Currently a next generation of enhanced vision systems (EVS) is being developed, for example, the enhanced vision system described by Yelton, Bernier, and Sanders-Reed in Proc SPIE, 5424, April 2004, hereby incorporated by reference, combine imagery from multiple sensors, possibly running at different frame rates and pixel counts, onto a display. In the case of a helmet mounted display (HDM), the user line of sight is continuously changing with the result that the sensor pixels rendered on the display are changing in real time. In a prior art enhanced vision system, the various sensors provide overlapping fields of view, which requires stitching imagery together to provide a seamless mosaic to the user. Furthermore, different modality sensors may be present requiring the fusion of imagery from the sensors having a common field of view. Still further, it is possible to combine sensor imagery with synthetic imagery, such as 3D terrain from digital elevation maps, overhead satellite imagery, or flight path symbology. The output of an enhanced vision system may be presented on a head-down, head-up, or helmet mounted display. All of this takes place in a dynamic flight environment where the aircraft (with fixed mounted sensors) is changing position and orientation while the users are independently changing their lines of sight. Modern enhanced vision systems, for example, the enhanced vision system described by Yelton, Bernier, and Sanders-Reed, may provide new opportunities for visual sharing information and for using independent operator aides and intelligent agents, not available in systems pre-dating enhanced vision systems. However, current prior art enhanced vision systems are “dumb” systems in the sense that these systems provide integrated imagery to a human user who supplies all the intelligence for interpretation.
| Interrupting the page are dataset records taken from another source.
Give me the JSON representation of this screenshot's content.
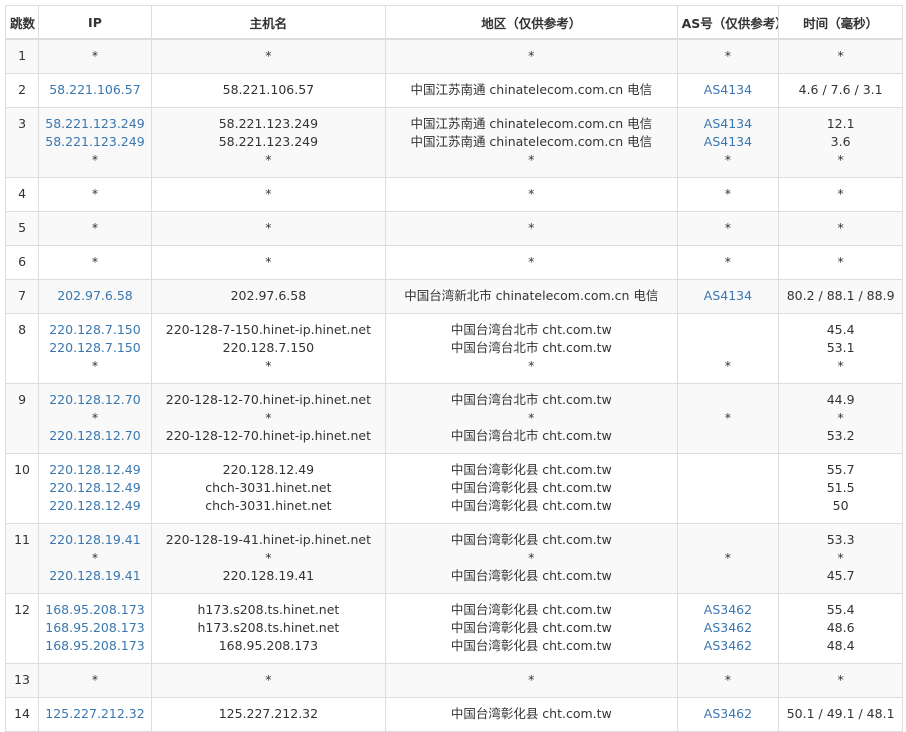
{
  "headers": [
    "跳数",
    "IP",
    "主机名",
    "地区（仅供参考）",
    "AS号（仅供参考）",
    "时间（毫秒）"
  ],
  "rows": [
    {
      "hop": "1",
      "ip": [
        "*"
      ],
      "host": [
        "*"
      ],
      "region": [
        "*"
      ],
      "as": [
        "*"
      ],
      "time": [
        "*"
      ]
    },
    {
      "hop": "2",
      "ip": [
        "58.221.106.57"
      ],
      "host": [
        "58.221.106.57"
      ],
      "region": [
        "中国江苏南通 chinatelecom.com.cn 电信"
      ],
      "as": [
        "AS4134"
      ],
      "time": [
        "4.6 / 7.6 / 3.1"
      ]
    },
    {
      "hop": "3",
      "ip": [
        "58.221.123.249",
        "58.221.123.249",
        "*"
      ],
      "host": [
        "58.221.123.249",
        "58.221.123.249",
        "*"
      ],
      "region": [
        "中国江苏南通 chinatelecom.com.cn 电信",
        "中国江苏南通 chinatelecom.com.cn 电信",
        "*"
      ],
      "as": [
        "AS4134",
        "AS4134",
        "*"
      ],
      "time": [
        "12.1",
        "3.6",
        "*"
      ]
    },
    {
      "hop": "4",
      "ip": [
        "*"
      ],
      "host": [
        "*"
      ],
      "region": [
        "*"
      ],
      "as": [
        "*"
      ],
      "time": [
        "*"
      ]
    },
    {
      "hop": "5",
      "ip": [
        "*"
      ],
      "host": [
        "*"
      ],
      "region": [
        "*"
      ],
      "as": [
        "*"
      ],
      "time": [
        "*"
      ]
    },
    {
      "hop": "6",
      "ip": [
        "*"
      ],
      "host": [
        "*"
      ],
      "region": [
        "*"
      ],
      "as": [
        "*"
      ],
      "time": [
        "*"
      ]
    },
    {
      "hop": "7",
      "ip": [
        "202.97.6.58"
      ],
      "host": [
        "202.97.6.58"
      ],
      "region": [
        "中国台湾新北市 chinatelecom.com.cn 电信"
      ],
      "as": [
        "AS4134"
      ],
      "time": [
        "80.2 / 88.1 / 88.9"
      ]
    },
    {
      "hop": "8",
      "ip": [
        "220.128.7.150",
        "220.128.7.150",
        "*"
      ],
      "host": [
        "220-128-7-150.hinet-ip.hinet.net",
        "220.128.7.150",
        "*"
      ],
      "region": [
        "中国台湾台北市 cht.com.tw",
        "中国台湾台北市 cht.com.tw",
        "*"
      ],
      "as": [
        "",
        "",
        "*"
      ],
      "time": [
        "45.4",
        "53.1",
        "*"
      ]
    },
    {
      "hop": "9",
      "ip": [
        "220.128.12.70",
        "*",
        "220.128.12.70"
      ],
      "host": [
        "220-128-12-70.hinet-ip.hinet.net",
        "*",
        "220-128-12-70.hinet-ip.hinet.net"
      ],
      "region": [
        "中国台湾台北市 cht.com.tw",
        "*",
        "中国台湾台北市 cht.com.tw"
      ],
      "as": [
        "",
        "*",
        ""
      ],
      "time": [
        "44.9",
        "*",
        "53.2"
      ]
    },
    {
      "hop": "10",
      "ip": [
        "220.128.12.49",
        "220.128.12.49",
        "220.128.12.49"
      ],
      "host": [
        "220.128.12.49",
        "chch-3031.hinet.net",
        "chch-3031.hinet.net"
      ],
      "region": [
        "中国台湾彰化县 cht.com.tw",
        "中国台湾彰化县 cht.com.tw",
        "中国台湾彰化县 cht.com.tw"
      ],
      "as": [
        "",
        "",
        ""
      ],
      "time": [
        "55.7",
        "51.5",
        "50"
      ]
    },
    {
      "hop": "11",
      "ip": [
        "220.128.19.41",
        "*",
        "220.128.19.41"
      ],
      "host": [
        "220-128-19-41.hinet-ip.hinet.net",
        "*",
        "220.128.19.41"
      ],
      "region": [
        "中国台湾彰化县 cht.com.tw",
        "*",
        "中国台湾彰化县 cht.com.tw"
      ],
      "as": [
        "",
        "*",
        ""
      ],
      "time": [
        "53.3",
        "*",
        "45.7"
      ]
    },
    {
      "hop": "12",
      "ip": [
        "168.95.208.173",
        "168.95.208.173",
        "168.95.208.173"
      ],
      "host": [
        "h173.s208.ts.hinet.net",
        "h173.s208.ts.hinet.net",
        "168.95.208.173"
      ],
      "region": [
        "中国台湾彰化县 cht.com.tw",
        "中国台湾彰化县 cht.com.tw",
        "中国台湾彰化县 cht.com.tw"
      ],
      "as": [
        "AS3462",
        "AS3462",
        "AS3462"
      ],
      "time": [
        "55.4",
        "48.6",
        "48.4"
      ]
    },
    {
      "hop": "13",
      "ip": [
        "*"
      ],
      "host": [
        "*"
      ],
      "region": [
        "*"
      ],
      "as": [
        "*"
      ],
      "time": [
        "*"
      ]
    },
    {
      "hop": "14",
      "ip": [
        "125.227.212.32"
      ],
      "host": [
        "125.227.212.32"
      ],
      "region": [
        "中国台湾彰化县 cht.com.tw"
      ],
      "as": [
        "AS3462"
      ],
      "time": [
        "50.1 / 49.1 / 48.1"
      ]
    }
  ]
}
Prior art further includes, for example, an enhanced vision system called “Flying Infrared for Low-level Operations” (FLILO) disclosed by Guell in IEEE AES Systems Magazine, September 2000, pp. 31-35. FLILO enhances situational awareness for safe low level/night time and moderate weather flight operations, such as take-off, landing, taxiing, approaches, drop zone identification and short austere airfield operations. FLILO provides electronic/real time vision to the pilots through a series of imaging sensors, an image processor, and a wide field-of-view see-through helmet mounted display integrated with a head tracker. While enhancing the situational awareness of a flight crew, the FLILO enhanced vision system does not offer visual communication between flight crew members or allows the user to maintain situational awareness of multiple tasks.
As can be seen, there is a need for increasing not only the pilot's situational awareness but also the flight crew's situational awareness. Furthermore, there is a need to enable instant visual communication between a cockpit crew, a weapon operator, a battle manager, or other personnel of a military aircraft. Also, there is a need to share visual information among cockpit crewmembers. Moreover, a need exists to enable a weapon operator to maintain situational awareness of multiple targets. Still further, there is a need to add “intelligent” components to existing enhanced vision systems that may provide help to human users or that may replace human users.
There has, therefore, arisen a need to provide components that enable sharing of visual information among flight crew members and that may be added to existing enhanced vision systems. There has further arisen a need to provide components that reduce the workload of an operator, such as a weapon operator, and that may be added to prior art enhanced vision systems. There has still further arisen a need to provide “intelligent” components that may handle various flight and battle operations based on the broad area coverage provided by an enhanced vision system.